By Brad Hubbard | @bradhubbard
Former St Louis Cardinals Scouting Director Chris Correa was finally sentenced today for his role in the 2014 hack of the Houston Astros. He faces 46 months behind bars and a fine of over $250k. It seems pretty harsh but it raises a bigger question which is how secure are sports organizations data?
I wrote about this issue last year when it came to light. I wanted to know two fundamental things; 1) how does a team go about protecting it’s data and 2) if data was taken did it truly provide a measurable competitive advantage? In this case the federal prosecutors claimed that it cost the Astros $1.7 million. Does $1.7 million equal 46 months in prison? I think that is very much up for debate.
Some may feel that the sentence is harsh but when you look at the amount of statistical data floating around in MLB, NBA, NFL, NHL, and MLS and how much teams have come to rely on that data to select and identify potential season ticket holders, then one could argue that this sentence provides a deterrent to other individuals from attempting a similar thing. It doesn’t provide a deterrent to outside actors.

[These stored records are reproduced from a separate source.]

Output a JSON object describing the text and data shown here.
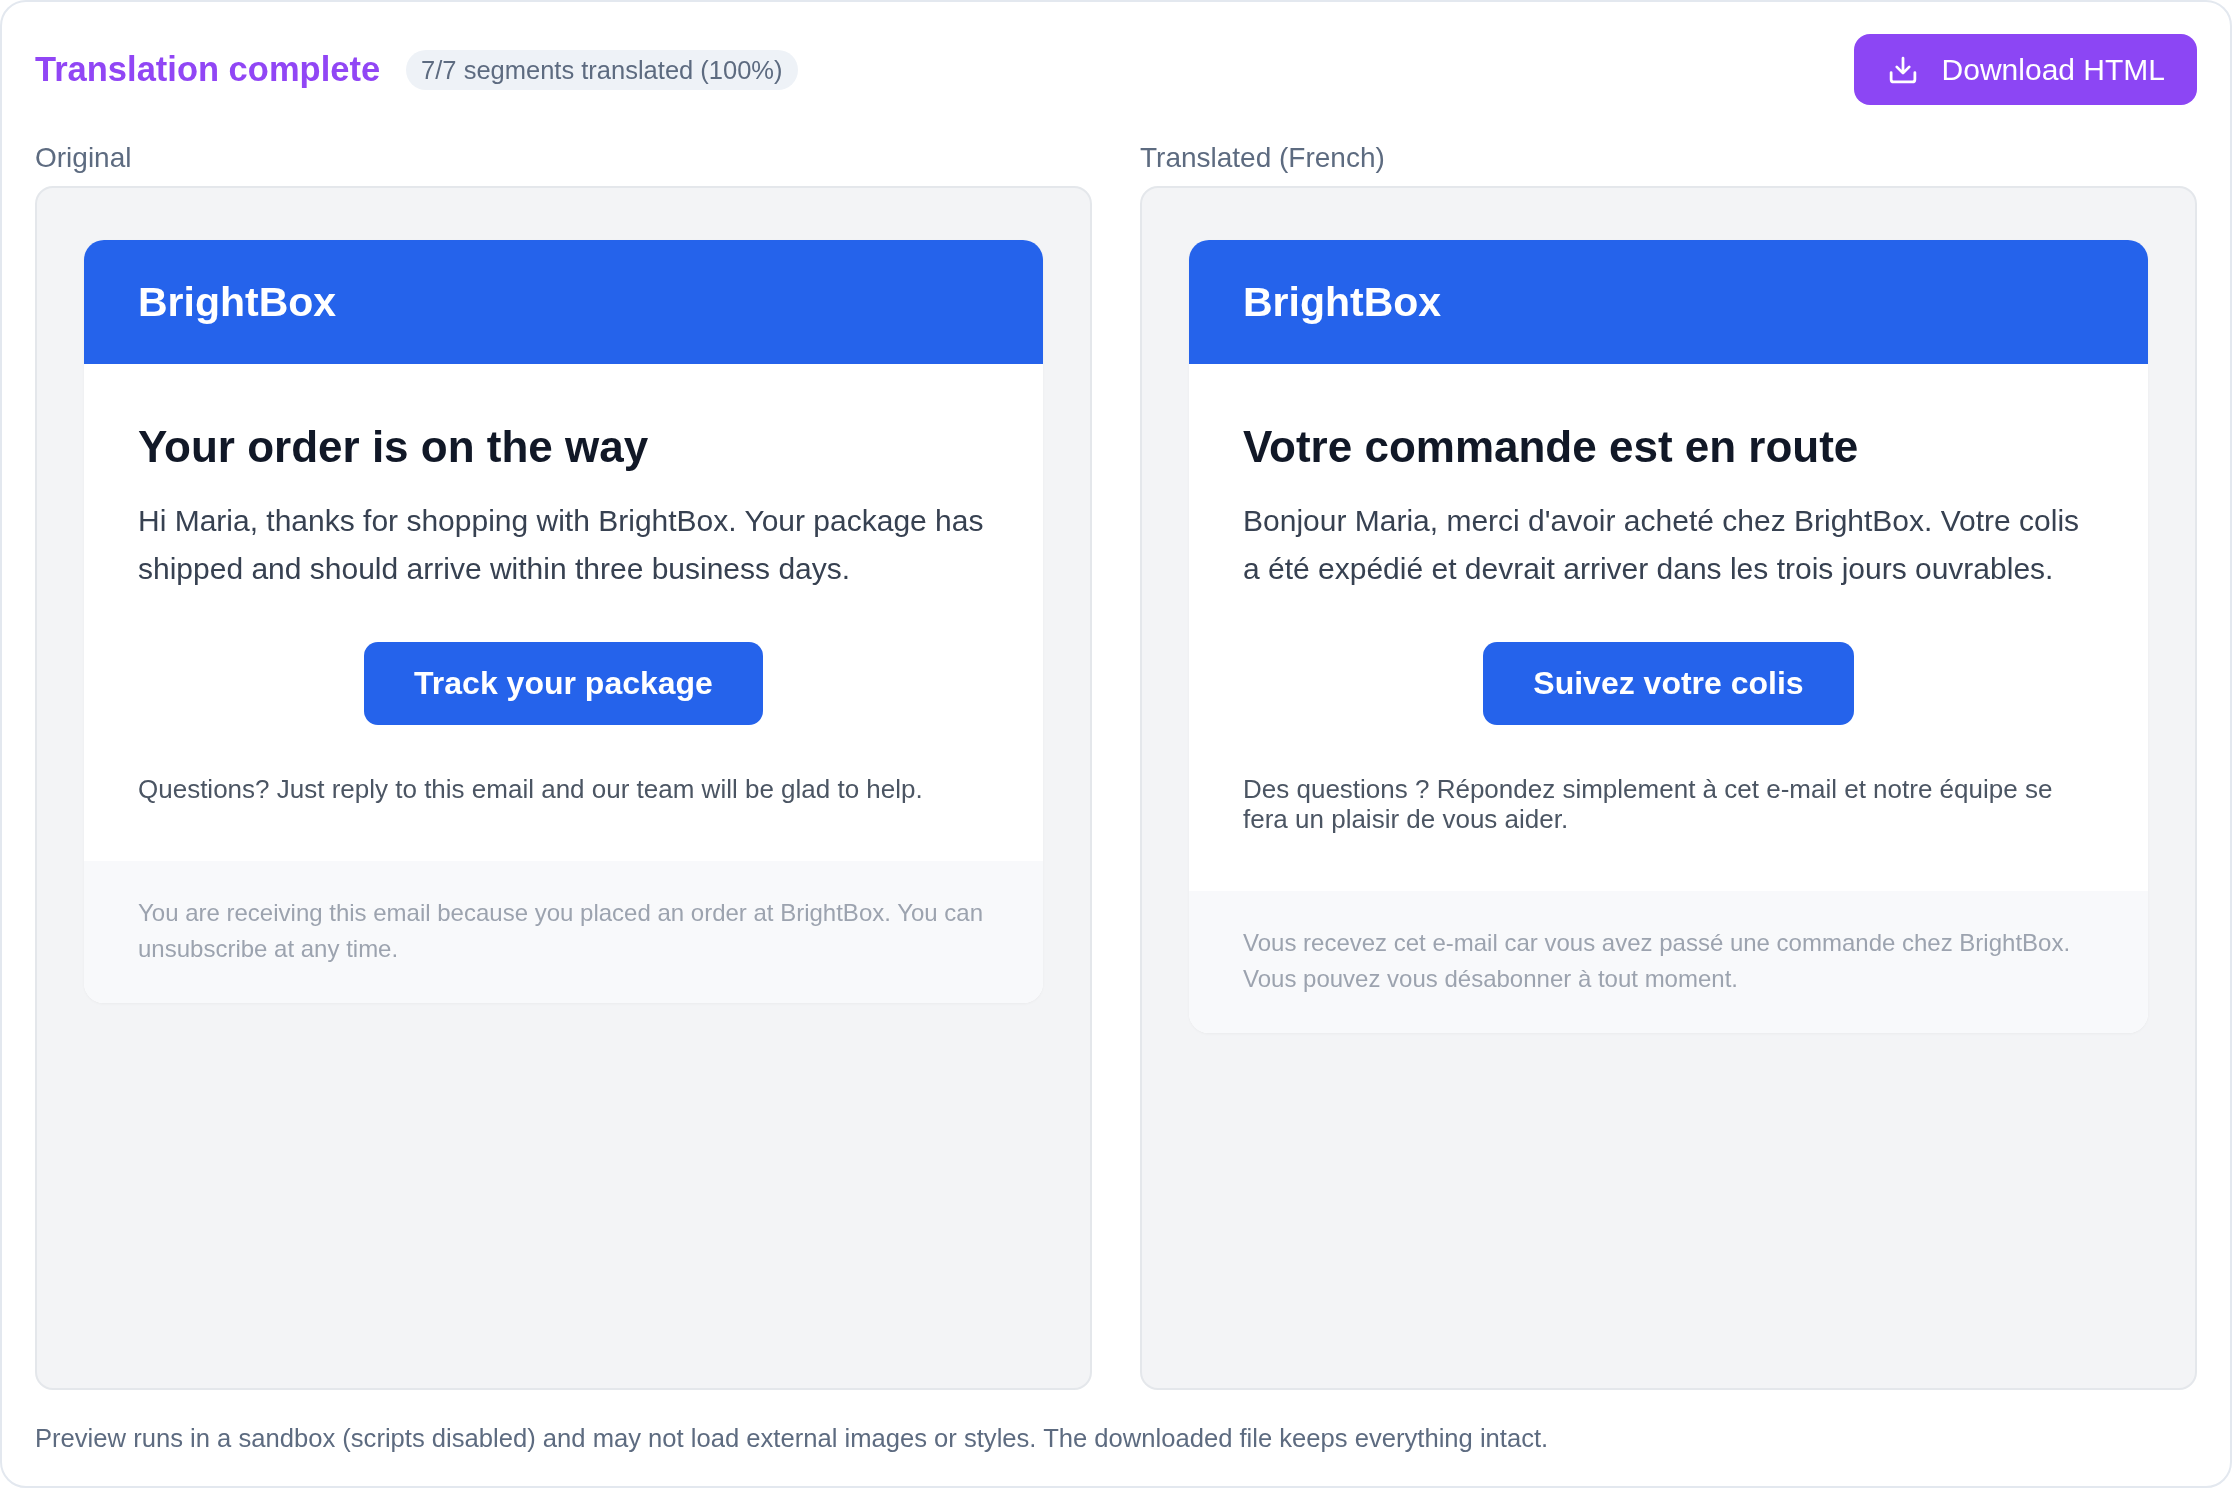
{
  "header": {
    "title": "Translation complete",
    "badge": "7/7 segments translated (100%)",
    "download_button": "Download HTML"
  },
  "panes": [
    {
      "label": "Original",
      "email": {
        "brand": "BrightBox",
        "heading": "Your order is on the way",
        "body": "Hi Maria, thanks for shopping with BrightBox. Your package has shipped and should arrive within three business days.",
        "button": "Track your package",
        "help": "Questions? Just reply to this email and our team will be glad to help.",
        "footer": "You are receiving this email because you placed an order at BrightBox. You can unsubscribe at any time."
      }
    },
    {
      "label": "Translated (French)",
      "email": {
        "brand": "BrightBox",
        "heading": "Votre commande est en route",
        "body": "Bonjour Maria, merci d'avoir acheté chez BrightBox. Votre colis a été expédié et devrait arriver dans les trois jours ouvrables.",
        "button": "Suivez votre colis",
        "help": "Des questions ? Répondez simplement à cet e-mail et notre équipe se fera un plaisir de vous aider.",
        "footer": "Vous recevez cet e-mail car vous avez passé une commande chez BrightBox. Vous pouvez vous désabonner à tout moment."
      }
    }
  ],
  "notice": "Preview runs in a sandbox (scripts disabled) and may not load external images or styles. The downloaded file keeps everything intact."
}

The fact is that we as a society do not know the boundaries yet for cyber crime which is what Correa was convicted of. In this case it would appear to be a law enforcement issue as data was take from a database without the owners knowledge or approval and it involved US citizens. However what if this was similar to the Sony hack? How does that change the game? (Pun intended.) Is this then just a law enforcement issue?
Former Gen. Michael Hayden talked about some of this in presentation this past January (pick it up around the 15 minute mark and no you can’t see his slides). What if, and yes we are in hypotheticals here, but what if Dallas Mavericks owner Mark Cuban made a negative remark Russia that Russia took personally? Would that put the Mavericks database at risk? Would it put their season ticket holders information at risk? We already have precedent with the Sands Casino hack back in 2014 of a high profile individual making remarks that the Iranians didn’t like. You saw what happened there.
What responsibility did the Astros have to secure their own data? Doesn’t the blame, in part, fall on them? Yes Correa had to make the choice to infiltrate their network however it does appear that once inside he had full reign. One could argue that the Astros should have had an extra layer of authentication like an RSA key in order to gain access to their proprietary network.
Sports organizations with all their data and high profiles need to start looking at themselves in the context of everything else. While this case is about gaining access to player information and potential player acquisitions, it raises a much bigger question about sports franchises level as a target to outside actors. What if China decided to hack the New York Yankees or the Dallas Cowboys and release all of the season ticket holder info? Two iconic American brands hacked because the US Government did something that the Chinese didn’t like.
Impossible? It’s really not that far off. In any event Correa isn’t a terrorist or a state sponsor of one. He isn’t an Eastern European criminal gang but he is going to prison none the less. And one last point, neither of these teams have won the World Series in the last few years so is 46 months really a fitting punishment?